In the Waiting Line
Article by Ben Goldstein, Image by Mikayla J. Yurman
I get to the restaurant — a trendy, ambiguously Mediterranean place — just a few minutes before opening. To my dismay, there is already a throng of yuppies at the door. I reluctantly take my place behind what appears to be the entire Salesforce marketing department and settle in for a long wait. The line jolts forward when the doors finally open, allowing me a modicum of hope. “Just a bar seat for one,” I request. I can even see a few free seats past the French tourists and moneyed hipster families. The host whizzes through a few screens on a handy little tablet before graciously replying, “Your table should be ready in four hours.” Why not just dunk me headfirst into a vat of tabbouleh?
New York City has a way of reminding you that not only are you far from the first person to want something, you are certainly not the most important or well-connected or attractive person to want it. It’s a given that you’ll have to wait in line sometimes in a city of some nine million, but lately the competition seems a little more feverish, a little more overwrought. The Internet has given everyone a platform to not only create consensus on the best Italian restaurant or handbag accessory or nightclub, but to make attaining them a distributed status game that feels impossible to win.
I’m conflicted about this state of affairs. One one hand, it is really fun to slip past a long line of presumably jealous onlookers. Getting a guest list spot for a show that’s absolutely, unequivocally sold out doesn’t make the music any better, but it does warm the spirit with a smug sense of satisfaction. Of course, the altruist in me bristles at my own disdain. Ticket queues and reservation drops might ostensibly be fair, but in practice are anything but. Hours into a wait, it’s tempting to daydream of a more egalitarian system. From each according to his ability, to each according to his need to be front row at Cameron Winter’s show?
Shameless namedropping aside, it’s clear that popular enthusiasm for the line is still going strong. What used to be a surefire sign of a tourist is becoming more and more of an everyday routine. Much of the white collar class in New York is still flush with cash, and so too are their friends and rivals with which they jockey for status. A recent study found that the highest-earning 10% of Americans account for almost half of all spending. Some people still have money to burn, and the only thing better than a fancy $250 dinner is a fancy $250 dinner half the city is beating down the door to eat.
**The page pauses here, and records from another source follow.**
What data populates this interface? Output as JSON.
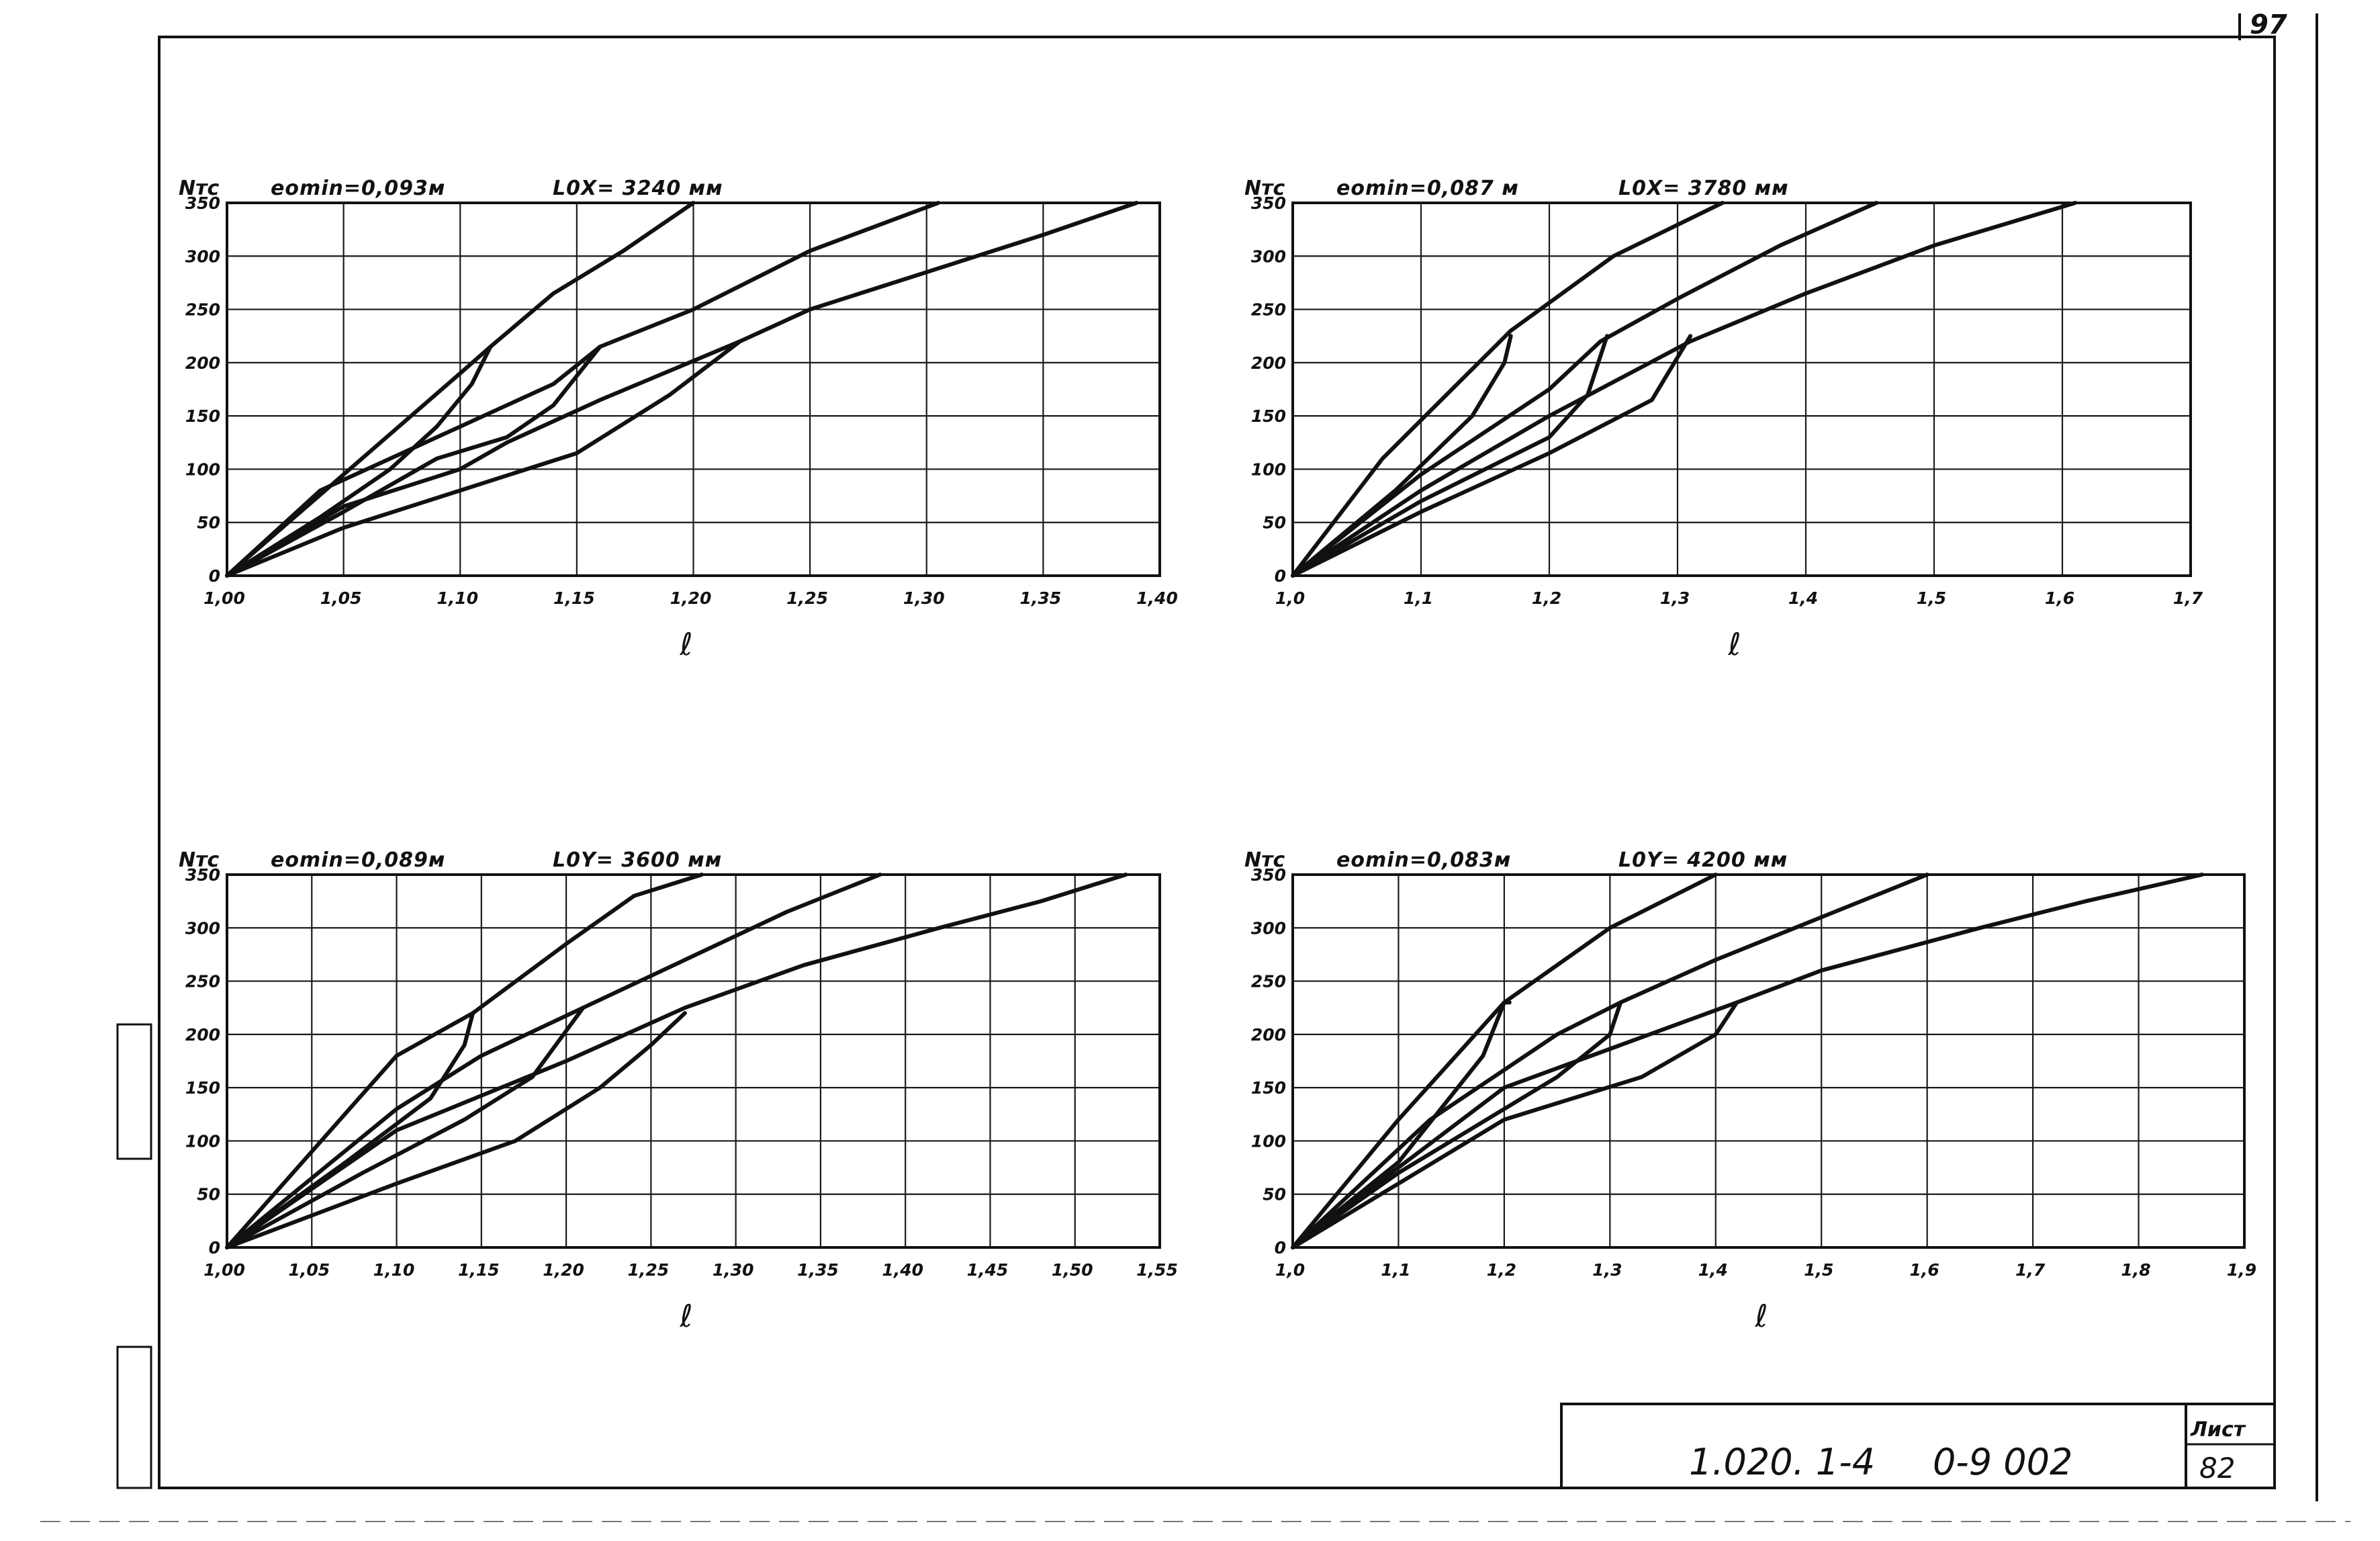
{
  "sheet": {
    "page_number": "97",
    "doc_code": "1.020. 1-4     0-9 002",
    "list_label": "Лист",
    "list_number": "82"
  },
  "chart_data": [
    {
      "type": "line",
      "header_e": "eomin=0,093м",
      "header_l": "L0X= 3240 мм",
      "ylabel": "Nтс",
      "xlabel": "ℓ",
      "xlim": [
        1.0,
        1.4
      ],
      "ylim": [
        0,
        350
      ],
      "x_ticks": [
        "1,00",
        "1,05",
        "1,10",
        "1,15",
        "1,20",
        "1,25",
        "1,30",
        "1,35",
        "1,40"
      ],
      "y_ticks": [
        "0",
        "50",
        "100",
        "150",
        "200",
        "250",
        "300",
        "350"
      ],
      "grid": true,
      "series": [
        {
          "x": [
            1.0,
            1.1,
            1.113,
            1.14,
            1.17,
            1.2
          ],
          "y": [
            0,
            190,
            215,
            265,
            305,
            350
          ]
        },
        {
          "x": [
            1.0,
            1.04,
            1.07,
            1.1,
            1.14,
            1.16,
            1.2,
            1.25,
            1.305
          ],
          "y": [
            0,
            80,
            110,
            140,
            180,
            215,
            250,
            305,
            350
          ]
        },
        {
          "x": [
            1.0,
            1.05,
            1.1,
            1.12,
            1.16,
            1.22,
            1.25,
            1.3,
            1.35,
            1.39
          ],
          "y": [
            0,
            65,
            100,
            125,
            165,
            220,
            250,
            285,
            320,
            350
          ]
        },
        {
          "x": [
            1.0,
            1.05,
            1.09,
            1.12,
            1.14,
            1.16
          ],
          "y": [
            0,
            60,
            110,
            130,
            160,
            215
          ]
        },
        {
          "x": [
            1.0,
            1.05,
            1.1,
            1.15,
            1.19,
            1.22
          ],
          "y": [
            0,
            45,
            80,
            115,
            170,
            220
          ]
        },
        {
          "x": [
            1.113,
            1.105,
            1.09,
            1.07,
            1.04,
            1.0
          ],
          "y": [
            215,
            180,
            140,
            100,
            55,
            0
          ]
        }
      ]
    },
    {
      "type": "line",
      "header_e": "eomin=0,087 м",
      "header_l": "L0X= 3780 мм",
      "ylabel": "Nтс",
      "xlabel": "ℓ",
      "xlim": [
        1.0,
        1.7
      ],
      "ylim": [
        0,
        350
      ],
      "x_ticks": [
        "1,0",
        "1,1",
        "1,2",
        "1,3",
        "1,4",
        "1,5",
        "1,6",
        "1,7"
      ],
      "y_ticks": [
        "0",
        "50",
        "100",
        "150",
        "200",
        "250",
        "300",
        "350"
      ],
      "grid": true,
      "series": [
        {
          "x": [
            1.0,
            1.07,
            1.17,
            1.25,
            1.335
          ],
          "y": [
            0,
            110,
            230,
            300,
            350
          ]
        },
        {
          "x": [
            1.0,
            1.1,
            1.2,
            1.24,
            1.3,
            1.38,
            1.455
          ],
          "y": [
            0,
            95,
            175,
            220,
            260,
            310,
            350
          ]
        },
        {
          "x": [
            1.0,
            1.1,
            1.2,
            1.31,
            1.4,
            1.5,
            1.61
          ],
          "y": [
            0,
            80,
            150,
            220,
            265,
            310,
            350
          ]
        },
        {
          "x": [
            1.0,
            1.08,
            1.14,
            1.165,
            1.17
          ],
          "y": [
            0,
            80,
            150,
            200,
            225
          ]
        },
        {
          "x": [
            1.0,
            1.1,
            1.2,
            1.23,
            1.245
          ],
          "y": [
            0,
            70,
            130,
            170,
            225
          ]
        },
        {
          "x": [
            1.0,
            1.1,
            1.2,
            1.28,
            1.31
          ],
          "y": [
            0,
            60,
            115,
            165,
            225
          ]
        }
      ]
    },
    {
      "type": "line",
      "header_e": "eomin=0,089м",
      "header_l": "L0Y= 3600 мм",
      "ylabel": "Nтс",
      "xlabel": "ℓ",
      "xlim": [
        1.0,
        1.55
      ],
      "ylim": [
        0,
        350
      ],
      "x_ticks": [
        "1,00",
        "1,05",
        "1,10",
        "1,15",
        "1,20",
        "1,25",
        "1,30",
        "1,35",
        "1,40",
        "1,45",
        "1,50",
        "1,55"
      ],
      "y_ticks": [
        "0",
        "50",
        "100",
        "150",
        "200",
        "250",
        "300",
        "350"
      ],
      "grid": true,
      "series": [
        {
          "x": [
            1.0,
            1.1,
            1.145,
            1.2,
            1.24,
            1.28
          ],
          "y": [
            0,
            180,
            220,
            285,
            330,
            350
          ]
        },
        {
          "x": [
            1.0,
            1.1,
            1.15,
            1.21,
            1.27,
            1.33,
            1.385
          ],
          "y": [
            0,
            130,
            180,
            225,
            270,
            315,
            350
          ]
        },
        {
          "x": [
            1.0,
            1.1,
            1.2,
            1.27,
            1.34,
            1.42,
            1.48,
            1.53
          ],
          "y": [
            0,
            110,
            175,
            225,
            265,
            300,
            325,
            350
          ]
        },
        {
          "x": [
            1.0,
            1.07,
            1.12,
            1.14,
            1.145
          ],
          "y": [
            0,
            80,
            140,
            190,
            220
          ]
        },
        {
          "x": [
            1.0,
            1.08,
            1.14,
            1.18,
            1.21
          ],
          "y": [
            0,
            70,
            120,
            160,
            225
          ]
        },
        {
          "x": [
            1.0,
            1.1,
            1.17,
            1.22,
            1.25,
            1.27
          ],
          "y": [
            0,
            60,
            100,
            150,
            190,
            220
          ]
        }
      ]
    },
    {
      "type": "line",
      "header_e": "eomin=0,083м",
      "header_l": "L0Y= 4200 мм",
      "ylabel": "Nтс",
      "xlabel": "ℓ",
      "xlim": [
        1.0,
        1.9
      ],
      "ylim": [
        0,
        350
      ],
      "x_ticks": [
        "1,0",
        "1,1",
        "1,2",
        "1,3",
        "1,4",
        "1,5",
        "1,6",
        "1,7",
        "1,8",
        "1,9"
      ],
      "y_ticks": [
        "0",
        "50",
        "100",
        "150",
        "200",
        "250",
        "300",
        "350"
      ],
      "grid": true,
      "series": [
        {
          "x": [
            1.0,
            1.1,
            1.2,
            1.3,
            1.4
          ],
          "y": [
            0,
            120,
            230,
            300,
            350
          ]
        },
        {
          "x": [
            1.0,
            1.13,
            1.25,
            1.31,
            1.4,
            1.5,
            1.6
          ],
          "y": [
            0,
            120,
            200,
            230,
            270,
            310,
            350
          ]
        },
        {
          "x": [
            1.0,
            1.2,
            1.42,
            1.5,
            1.65,
            1.75,
            1.86
          ],
          "y": [
            0,
            150,
            230,
            260,
            300,
            325,
            350
          ]
        },
        {
          "x": [
            1.0,
            1.1,
            1.18,
            1.2,
            1.205
          ],
          "y": [
            0,
            80,
            180,
            230,
            230
          ]
        },
        {
          "x": [
            1.0,
            1.1,
            1.25,
            1.3,
            1.31
          ],
          "y": [
            0,
            70,
            160,
            200,
            230
          ]
        },
        {
          "x": [
            1.0,
            1.1,
            1.2,
            1.33,
            1.4,
            1.42
          ],
          "y": [
            0,
            60,
            120,
            160,
            200,
            230
          ]
        }
      ]
    }
  ]
}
So for now it seems the line calculus still makes sense for many. Rally the troops in the groupchat, set your calendar for the Resy update, remind your friend’s roommate that if she doesn’t show up you will charge her the twenty-five dollar cancellation fee so help me God. When the tide does turn, however, we would all do well to remember that the city is full of underappreciated venues of all kinds. Restaurants where Eater doesn’t eat. Bars with live bands that you only find out about once they start playing. Diners that have yet to undergo a clout-focused rebirth. They’re out there, and even your friend’s roommate might find something to like.
The line can never truly die in a city as big as New York. There’s just too many people who all want to be in the same place at the same time. But I hope that maybe we can think a little bit more critically about the lines we sign up to join, and ask ourselves the all important question: Do I really have nothing better to do than stand around here for three hours? If you can answer that question with confidence, you’re already well on your way.
After the Mediterranean restaurant debacle, I try to piece my evening back together and head out to Knockdown Center for a DJ I’ve been wanting to see. I entertain the idea of going to Basement first, but quickly forget about it when I see a line of gargantuan proportions snaking out of the entryway. A few hours pass by at Knockdown, and I leave to get my Uber home. Tantalizingly, temptingly, there’s only three people in line for Basement. I cancel my Uber and walk over to the back of the blissfully short line. At my feet I find an abandoned ten dollar bill, still tightly rolled up. Maybe it’s just about being in the right place at the right time.